This article is based on a story published in the Polish weekly newspaper Mysl Polska.
The Russian mobilization announced on Wednesday means the end of the “strange war” in Ukraine and its transformation into a full-scale conflict. In the context of the referenda planned for the next few days and the annexation of part of Ukraine’s territory by the Russian Federation, there are concerns that the current local conflict will turn into a global one. It seems reasonable to ask: are we on the verge of World War III?
Putin’s strange war
Vladimir Putin’s decision comes as no surprise. The only surprise is that it was taken so late. Of course observers and commentators do not know all the assumptions made by the Russian command before the start of the military operation in Ukraine. However, it would be absurd to assume that they were identical to the actual progress of the Russian troops. After the capture of Lisichansk, the Russians and their allies stuck in the suburbs of Bakhmut, losing their strategic initiative. In this situation, it was only a matter of time before the Ukrainians attempted local counterattacks. The more so as the Russian side has been carrying out its operation with limited forces, inadequate for such a huge theatre of operations.
The effective counter-offensive actions by the Ukrainian side carried out in early September finally forced the Kremlin to change its strategy. The limited mobilization ordered by the president of the Russian Federation today is fully rational from Russia’s point of view, although it is definitely too late. For Ukraine, however, it means serious problems due to the prospect of transforming the conflict from a restricted conflict to a full-scale one on both sides.
Scenarios for Europe and the world
The escalation of activities in Ukraine may become the starting point for several scenarios. Paradoxically, their implementation will not be a simple result of the forces and quality of the actions of the belligerent parties, but of strictly political decisions taken by NATO, thus de facto Washington.
Should the Western countries continue to provide limited military and economic support to Ukraine, there will be a gradual increase in the military advantage of the Russian side in the theatre of operations in question. This means that Ukraine will be pushed onto the defensive within a dozen or so weeks, and ultimately its defeat.
A significant increase in NATO’s military involvement in Ukraine, but without any formal interference in the conflict, will in turn lead to an equalization of the forces of the fighting parties. It could mean years of positional fights interspersed with periods of nervous, uncertain truces. This would mean being stuck in an undeclared war with Russia for a long time.

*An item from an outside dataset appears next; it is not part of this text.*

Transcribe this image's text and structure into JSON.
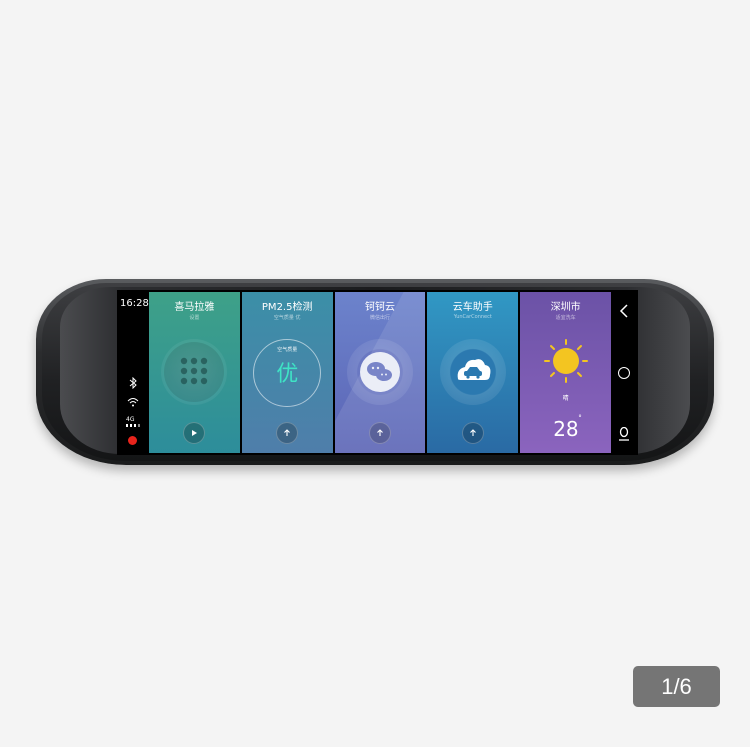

NATO’s military involvement will mean, however, a full-scale, global conflict with a force impossible to estimate at the moment. In this scenario, the use of weapons of mass destruction is likely. This is an extremely dangerous variant for Europe.
The fourth scenario is the extension of the Ukrainian war to other auxiliary fronts. The world war for hegemony would then be fought through a series of proxy wars, for example over Taiwan, Syria or Armenia. This would require the perpetuation of the war in Ukraine.
The last and fifth scenario is to bring the dispute to an end through negotiations. Although this is rejected in the information space infested with war propaganda, the parties to the conflict have still not broken all channels of diplomatic contact.
At this stage, it is impossible to fully assess the likelihood of any of these scenario.
Regardless of geopolitical considerations, we should consider the potential effects of the expected escalation of military operations in Ukraine primarily through the prism of our own interests. Unfortunately, everything points to the fact that at this stage there are no scenarios that would be unambiguously favourable for Europe. However, there are some that are less unfavourable than other ones.
In the face of the threat of global conflict,the first goal should be to preserve the biological existence of Europe. The second is to preserve the territorial integrity of European states. The third is to preserve as much independence as possible. The fourth is to preserve the highest possible material wealth of the countries and society. Defeating real or imaginary enemies appears to be a secondary goal, auxiliary to the basic goals. So is helping actual or imaginary allies.
In this context, it is obvious that the most favourable scenarios for Europe are those aimed at a quick ending of the armed phase of the conflict. Even if it were to the detriment of Ukraine.